When I asked Mr Jerome whether his views are consistent with the Government’s Social Care Workforce Strategy, he replied “probably no”. In launching the scheme to attract 50,000 long-term unemployed into social care and adding 1,300 new apprenticeships, the Strategy speaks of “giving them the skills and experience they need for a permanent career in the sector”.

“There’s been an overemphasis on assuming that training will be the answer”, says Mr Jerome. “We will always be dependent on a high number, around 40-50%, of people who are going to work in one-to-one care for only two to three years. In any case much of the most important support will also come from family members, friends or neighbours, who are certainly not qualified in social care.”

Mr Jerome stresses that these are personal views and not those of ADASS or LGA, but there must be some concern that someone in his highly influential position in local government is promoting policies which run clear counter to those espoused by many in social care’s leadership. Martin Green, chief executive of the English Community Care Association “finds it incredible that on the one hand the Department is talking about professionalising the workforce . . . whilst the narrative from another bit of government is about an untrained transitory workforce”. He believes that “the social care workforce should increasingly be professionalised and trained”, a view echoed by Des Kelly, chief executive of the National Care Forum, who finds it worrying that “40% of staff stay only for about a year” and looks to “building and retaining a skilled and qualified workforce”. Nadra Ahmed, who is both a provider and the vice-chair of Skills for Care, accepts that “there is a debate to be had about skills and qualifications” but argues that it is important “to attract young people into the sector who believe that social care is a long term career option”.
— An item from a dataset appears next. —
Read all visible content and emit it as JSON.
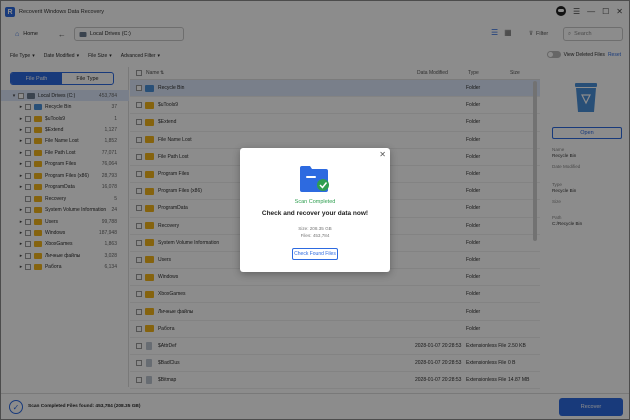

And what about regulation? Will the Care Quality Commission be satisfied with an organisation providing services for seriously vulnerable people which operates with few qualified staff? The National Minimum Standards, drafted nearly a decade ago, laid down the requirement that at least half of care workers should have NVQ level 2 or equivalent by 2005, but this target has still not been reached in many homes and in any case those Standards will disappear in October. 

In their place the new Regulation 13 on Staffing states merely that there should be “sufficient numbers of suitably qualified, skilled and experienced persons employed”, and CQC’s guidance in its Essential Standards of quality and safety goes no further than to repeat that fairly vague expectation. Since these documents cover services as diverse as acute hospitals and homecare agencies, they depend on the precise level of staff training required for each setting being spelled out elsewhere. The medical, nursing and therapeutic disciplines have their royal colleges and professional associations, but there is no equivalent authority for social care.

It is beginning to look as if hopes for a fully qualified workforce were no more than a rather sad twentieth century dream. Perhaps Jeff Jerome is leading us into a harsher, more realistic world.